Monday, June 19, 2006

Perfectionism

Sometimes I worry whether I push myself too hard. Everything I do I want to do well, to the best of my potential. I don't believe in being average.

So yesterday I went out for my long run. It was planned to be 12 miles, but my route was actually 11.6. Not too far off, and some of my other runs for the week were a bit longer than scheduled so I wasn't going to worry about the extra 0.4. That wasn't the problem. The problem was my lack of motivation for running on the day. I ran the first three miles or so then got to an area I'd never run round before, country footpaths and the like. I had a map with me, which I had to keep on stopping to read, and I also had to keep stopping to negotiate undergrowth, stiles and gates. That kind of disrupted me and I walked a fair bit of the next 6 miles or so. I ran a fair bit too, but my walk breaks were sometimes longer than they needed to be, when my legs were fine and I wasn't out of breath and my heart wasn't racing. I just didn't feel like running. I did run most of the last three miles home (and all of the last one), but I got back and felt like I should have run more of it.
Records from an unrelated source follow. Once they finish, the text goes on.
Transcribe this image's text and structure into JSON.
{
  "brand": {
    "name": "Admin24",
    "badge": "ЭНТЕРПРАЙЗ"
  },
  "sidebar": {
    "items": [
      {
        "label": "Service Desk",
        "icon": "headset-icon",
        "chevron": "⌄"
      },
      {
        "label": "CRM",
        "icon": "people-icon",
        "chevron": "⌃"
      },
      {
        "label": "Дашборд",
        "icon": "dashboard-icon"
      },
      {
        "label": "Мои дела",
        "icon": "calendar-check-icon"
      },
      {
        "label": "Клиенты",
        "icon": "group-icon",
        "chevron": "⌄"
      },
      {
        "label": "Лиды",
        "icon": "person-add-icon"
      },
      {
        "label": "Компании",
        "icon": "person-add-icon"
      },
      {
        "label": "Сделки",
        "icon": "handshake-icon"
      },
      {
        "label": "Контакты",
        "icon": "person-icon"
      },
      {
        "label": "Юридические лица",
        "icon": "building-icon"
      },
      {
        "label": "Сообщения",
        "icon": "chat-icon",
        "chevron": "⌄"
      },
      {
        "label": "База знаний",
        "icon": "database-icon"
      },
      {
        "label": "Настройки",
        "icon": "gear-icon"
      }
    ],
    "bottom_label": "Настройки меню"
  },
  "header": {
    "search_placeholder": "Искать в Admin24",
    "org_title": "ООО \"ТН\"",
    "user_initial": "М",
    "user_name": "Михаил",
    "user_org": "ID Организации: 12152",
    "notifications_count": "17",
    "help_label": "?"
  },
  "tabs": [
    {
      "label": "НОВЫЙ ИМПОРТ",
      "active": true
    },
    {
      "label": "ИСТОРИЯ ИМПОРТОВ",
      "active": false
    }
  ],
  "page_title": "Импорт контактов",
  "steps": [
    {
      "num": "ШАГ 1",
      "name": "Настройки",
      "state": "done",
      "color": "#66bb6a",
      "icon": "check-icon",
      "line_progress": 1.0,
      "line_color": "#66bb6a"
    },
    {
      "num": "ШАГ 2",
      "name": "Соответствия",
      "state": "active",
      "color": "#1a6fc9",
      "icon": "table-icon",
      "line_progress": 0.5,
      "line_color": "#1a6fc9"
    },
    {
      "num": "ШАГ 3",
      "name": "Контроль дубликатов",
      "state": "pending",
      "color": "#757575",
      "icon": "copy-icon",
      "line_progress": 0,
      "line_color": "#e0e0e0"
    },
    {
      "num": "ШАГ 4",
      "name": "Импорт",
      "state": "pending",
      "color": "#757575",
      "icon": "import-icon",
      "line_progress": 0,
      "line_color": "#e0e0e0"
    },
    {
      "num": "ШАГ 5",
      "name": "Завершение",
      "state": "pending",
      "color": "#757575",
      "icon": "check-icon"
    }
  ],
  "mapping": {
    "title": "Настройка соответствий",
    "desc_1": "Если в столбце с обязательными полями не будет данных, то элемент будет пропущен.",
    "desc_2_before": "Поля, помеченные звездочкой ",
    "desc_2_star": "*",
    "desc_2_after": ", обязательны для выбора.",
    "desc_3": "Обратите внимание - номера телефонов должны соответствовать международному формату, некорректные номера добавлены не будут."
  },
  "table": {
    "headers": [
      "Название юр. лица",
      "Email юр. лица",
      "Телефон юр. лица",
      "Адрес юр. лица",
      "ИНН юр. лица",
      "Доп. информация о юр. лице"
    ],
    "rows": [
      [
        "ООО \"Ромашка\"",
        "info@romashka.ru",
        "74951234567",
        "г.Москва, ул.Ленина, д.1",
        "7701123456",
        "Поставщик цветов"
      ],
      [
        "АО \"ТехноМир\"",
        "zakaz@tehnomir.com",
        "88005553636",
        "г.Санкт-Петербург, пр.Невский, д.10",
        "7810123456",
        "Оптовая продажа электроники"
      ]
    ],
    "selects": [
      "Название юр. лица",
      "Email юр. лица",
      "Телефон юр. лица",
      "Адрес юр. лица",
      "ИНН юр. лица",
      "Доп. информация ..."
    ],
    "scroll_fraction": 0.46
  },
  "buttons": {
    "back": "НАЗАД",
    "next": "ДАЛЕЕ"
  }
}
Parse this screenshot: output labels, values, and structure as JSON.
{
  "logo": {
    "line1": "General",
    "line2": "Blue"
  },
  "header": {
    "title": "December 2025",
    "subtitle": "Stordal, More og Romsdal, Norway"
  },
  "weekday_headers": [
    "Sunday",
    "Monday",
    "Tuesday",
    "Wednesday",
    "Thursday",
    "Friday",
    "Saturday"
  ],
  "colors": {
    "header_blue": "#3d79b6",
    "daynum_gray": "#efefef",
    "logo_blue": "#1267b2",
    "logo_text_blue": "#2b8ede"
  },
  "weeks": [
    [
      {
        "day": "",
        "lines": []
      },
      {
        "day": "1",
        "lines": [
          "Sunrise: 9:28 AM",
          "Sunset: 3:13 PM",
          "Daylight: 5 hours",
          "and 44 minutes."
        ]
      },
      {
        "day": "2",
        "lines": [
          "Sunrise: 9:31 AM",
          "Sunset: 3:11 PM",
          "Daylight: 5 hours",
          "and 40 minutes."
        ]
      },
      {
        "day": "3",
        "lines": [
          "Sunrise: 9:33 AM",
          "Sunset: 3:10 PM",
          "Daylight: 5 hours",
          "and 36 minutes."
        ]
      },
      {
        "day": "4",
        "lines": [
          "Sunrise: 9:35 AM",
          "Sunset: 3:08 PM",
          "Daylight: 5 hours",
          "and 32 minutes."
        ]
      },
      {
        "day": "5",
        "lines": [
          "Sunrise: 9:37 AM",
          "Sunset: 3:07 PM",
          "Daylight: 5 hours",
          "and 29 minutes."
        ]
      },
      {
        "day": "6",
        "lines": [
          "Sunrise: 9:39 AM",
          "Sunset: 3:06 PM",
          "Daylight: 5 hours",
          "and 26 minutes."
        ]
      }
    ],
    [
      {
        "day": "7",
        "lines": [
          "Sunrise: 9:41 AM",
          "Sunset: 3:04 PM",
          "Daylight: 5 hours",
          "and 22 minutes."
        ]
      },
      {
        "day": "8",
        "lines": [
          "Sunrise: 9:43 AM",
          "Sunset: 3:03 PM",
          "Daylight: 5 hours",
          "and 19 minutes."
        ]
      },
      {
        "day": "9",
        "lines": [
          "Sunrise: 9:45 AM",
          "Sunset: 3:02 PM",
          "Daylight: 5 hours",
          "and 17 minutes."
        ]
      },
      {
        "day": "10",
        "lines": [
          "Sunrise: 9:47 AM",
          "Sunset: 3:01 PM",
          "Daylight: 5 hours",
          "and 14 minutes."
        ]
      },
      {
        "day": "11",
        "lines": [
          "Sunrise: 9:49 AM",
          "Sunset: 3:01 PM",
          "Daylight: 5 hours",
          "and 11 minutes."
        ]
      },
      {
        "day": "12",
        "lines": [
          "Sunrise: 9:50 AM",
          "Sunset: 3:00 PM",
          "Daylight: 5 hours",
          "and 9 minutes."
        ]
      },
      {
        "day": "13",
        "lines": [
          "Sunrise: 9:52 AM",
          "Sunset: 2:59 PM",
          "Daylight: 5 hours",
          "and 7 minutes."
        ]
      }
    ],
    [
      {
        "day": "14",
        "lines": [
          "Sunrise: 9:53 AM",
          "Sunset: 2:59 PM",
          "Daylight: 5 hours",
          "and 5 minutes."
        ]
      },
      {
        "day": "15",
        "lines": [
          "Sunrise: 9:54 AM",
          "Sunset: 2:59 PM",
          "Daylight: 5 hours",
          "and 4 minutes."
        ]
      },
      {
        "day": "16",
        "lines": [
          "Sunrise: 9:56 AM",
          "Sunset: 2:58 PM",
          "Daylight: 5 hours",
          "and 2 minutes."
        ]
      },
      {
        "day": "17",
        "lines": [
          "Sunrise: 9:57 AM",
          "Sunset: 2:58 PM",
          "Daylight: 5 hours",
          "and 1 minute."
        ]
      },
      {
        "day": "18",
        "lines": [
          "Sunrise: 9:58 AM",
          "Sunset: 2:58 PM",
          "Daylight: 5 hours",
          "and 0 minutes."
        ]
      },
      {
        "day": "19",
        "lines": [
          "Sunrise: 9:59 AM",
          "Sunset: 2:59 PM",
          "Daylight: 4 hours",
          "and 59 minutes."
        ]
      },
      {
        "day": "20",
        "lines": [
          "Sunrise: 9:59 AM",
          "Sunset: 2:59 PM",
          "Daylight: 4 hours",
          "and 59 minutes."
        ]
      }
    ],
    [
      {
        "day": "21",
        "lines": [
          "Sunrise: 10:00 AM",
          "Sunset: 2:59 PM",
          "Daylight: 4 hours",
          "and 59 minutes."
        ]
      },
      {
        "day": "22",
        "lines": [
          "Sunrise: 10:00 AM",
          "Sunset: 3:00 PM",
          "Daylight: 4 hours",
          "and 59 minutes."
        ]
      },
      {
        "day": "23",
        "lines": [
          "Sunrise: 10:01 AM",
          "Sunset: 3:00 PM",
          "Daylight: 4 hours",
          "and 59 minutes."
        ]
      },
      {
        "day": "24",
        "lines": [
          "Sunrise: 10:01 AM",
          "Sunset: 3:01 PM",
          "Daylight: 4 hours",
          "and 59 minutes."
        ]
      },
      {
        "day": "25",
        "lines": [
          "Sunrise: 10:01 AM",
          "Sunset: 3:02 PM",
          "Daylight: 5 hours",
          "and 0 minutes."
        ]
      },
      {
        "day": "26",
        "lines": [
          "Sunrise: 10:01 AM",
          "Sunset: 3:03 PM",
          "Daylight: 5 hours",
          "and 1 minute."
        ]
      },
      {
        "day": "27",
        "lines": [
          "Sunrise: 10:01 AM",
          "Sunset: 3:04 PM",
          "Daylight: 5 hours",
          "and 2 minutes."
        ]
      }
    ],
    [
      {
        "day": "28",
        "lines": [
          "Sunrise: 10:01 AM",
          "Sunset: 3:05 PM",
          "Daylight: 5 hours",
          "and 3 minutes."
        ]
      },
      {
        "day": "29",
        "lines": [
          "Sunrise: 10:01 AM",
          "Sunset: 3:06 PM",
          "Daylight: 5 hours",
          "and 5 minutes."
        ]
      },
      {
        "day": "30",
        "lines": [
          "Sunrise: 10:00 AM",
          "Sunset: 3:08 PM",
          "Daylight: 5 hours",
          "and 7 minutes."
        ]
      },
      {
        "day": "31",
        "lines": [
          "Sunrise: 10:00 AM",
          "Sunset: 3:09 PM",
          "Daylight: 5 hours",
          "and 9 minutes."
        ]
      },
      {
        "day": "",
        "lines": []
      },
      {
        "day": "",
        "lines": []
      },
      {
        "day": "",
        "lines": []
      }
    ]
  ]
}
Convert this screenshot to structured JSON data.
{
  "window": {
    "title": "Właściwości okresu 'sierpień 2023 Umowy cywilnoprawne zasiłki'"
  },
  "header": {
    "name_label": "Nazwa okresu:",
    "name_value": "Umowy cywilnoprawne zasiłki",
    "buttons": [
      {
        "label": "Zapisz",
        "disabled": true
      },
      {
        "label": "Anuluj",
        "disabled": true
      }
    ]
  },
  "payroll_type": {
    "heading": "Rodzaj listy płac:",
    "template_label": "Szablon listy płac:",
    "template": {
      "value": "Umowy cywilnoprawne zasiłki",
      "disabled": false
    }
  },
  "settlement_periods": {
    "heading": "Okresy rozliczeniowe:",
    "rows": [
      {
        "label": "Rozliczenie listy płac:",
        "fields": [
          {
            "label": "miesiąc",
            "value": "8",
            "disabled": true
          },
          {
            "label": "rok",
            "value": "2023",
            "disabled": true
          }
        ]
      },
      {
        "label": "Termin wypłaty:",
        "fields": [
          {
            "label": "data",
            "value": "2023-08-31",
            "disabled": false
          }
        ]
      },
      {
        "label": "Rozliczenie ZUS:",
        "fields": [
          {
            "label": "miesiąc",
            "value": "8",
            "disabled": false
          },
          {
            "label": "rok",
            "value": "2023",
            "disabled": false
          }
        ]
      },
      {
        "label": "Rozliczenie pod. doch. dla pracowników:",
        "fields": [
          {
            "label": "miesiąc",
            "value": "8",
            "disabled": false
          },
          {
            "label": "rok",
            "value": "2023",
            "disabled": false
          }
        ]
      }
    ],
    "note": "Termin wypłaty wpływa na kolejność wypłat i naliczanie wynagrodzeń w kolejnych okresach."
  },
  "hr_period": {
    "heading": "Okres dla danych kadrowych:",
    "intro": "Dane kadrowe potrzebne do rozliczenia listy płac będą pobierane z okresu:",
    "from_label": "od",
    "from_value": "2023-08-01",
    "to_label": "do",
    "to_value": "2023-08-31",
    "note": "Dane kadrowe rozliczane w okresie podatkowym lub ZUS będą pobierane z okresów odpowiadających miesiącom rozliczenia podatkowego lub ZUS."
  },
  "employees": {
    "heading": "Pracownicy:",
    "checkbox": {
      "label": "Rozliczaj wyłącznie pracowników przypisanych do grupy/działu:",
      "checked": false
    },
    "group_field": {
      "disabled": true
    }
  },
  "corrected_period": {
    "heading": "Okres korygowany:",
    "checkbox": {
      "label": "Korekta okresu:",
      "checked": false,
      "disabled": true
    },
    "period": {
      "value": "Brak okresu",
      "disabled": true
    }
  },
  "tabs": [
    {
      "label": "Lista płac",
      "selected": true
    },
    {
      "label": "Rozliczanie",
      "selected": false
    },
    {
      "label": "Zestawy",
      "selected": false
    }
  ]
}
The stupid thing is, I still wasn't that slow. I covered the distance in 2 hours, putting me at about 10:22 minutes per mile. That's the sort of speed I should be doing long runs for a 4 hour ish marathon (although a little slow for 3:45). It was a lot harder route than I normally run, through fields and up and down hills. But I know I could have run better, and I'm down on myself because I didn't. It seems like the last three Sundays have all been difficult runs that I've been disappointed with, the half marathon where I ran out of steam midway through, the 10k in the blazing heat and now a slower than normal long run. Each has its own series of excuses, my trainers were worn out, my trainers were new, my knee hurts, it was hot, I didn't know the route, but I don't want to be making excuses, I want to be running well.

I know that I can get round the marathon. I could probably go out tomorrow and run/walk it. I'd be tired, and undertrained, but I'd get round it eventually. I don't want to just do that though, I want to run it. I'm not necessarily saying I'll run every step (although that's the dream), but I want to have as good a go at it as I can. To do that I need to train, and I need to make myself carry on running when I really want to stop and rest and give up. Not running through injuries or anything stupid like that, but running when my mind tells me that I've done enough and I deserve a rest.

I've also learned a couple more lessons. Importantly, I'm getting to the stage where I need to take more than just water with me. I really need to get myself some energy drinks or gels or jelly babies or something like that. I did at least have a ryvita bar before I set out, but it really wasn't enough and I wonder whether I'd have had more energy if I'd had a sugar hit midway round. Something to try next Sunday. Secondly, getting out into the countryside and exploring new routes is fantastic, and I'm going to go and get some leaflets about other walking routes in Leeds to try. I actually ran on the very southernmost part of the Dales Way, and I'm wondering whether it goes through anywhere nice within my range (not the Dales themselves, but nice countryside before you get that far) as a different route to try for a change. Except it's not quite as fantastic when you start just sightseeing rather than running...

I know that my run wasn't that bad really, and that it will get better, but it's in my nature to always want to push myself that bit harder. It's all very well learning lessons and making my mistakes now, but I want to have at least a couple of good feeling long runs to perk me up a bit. If I'm going to do this, I'm going to do it properly.

I've definitely decided not to run a 10k on Sunday. I wasn't signed up for it (I thought I'd be on holiday anyway), but I could have entered on the day, and it's just down the road from my house. I don't think a 10k is what I need though, I'll just get frustrated about my lack of speed compared to how I was running in April, and it won't do anything to help me build up my endurance. I really don't need another t-shirt and medal, and I would benefit more from a 14 mile run than a 10k plus a mile there and a mile back. I almost certainly wouldn't get close to 47 minutes, and I want a nice solid run rather than something that's going to disrupt the schedule again. I just hope that the 14 miler is a good one, for my sanity if not for my running.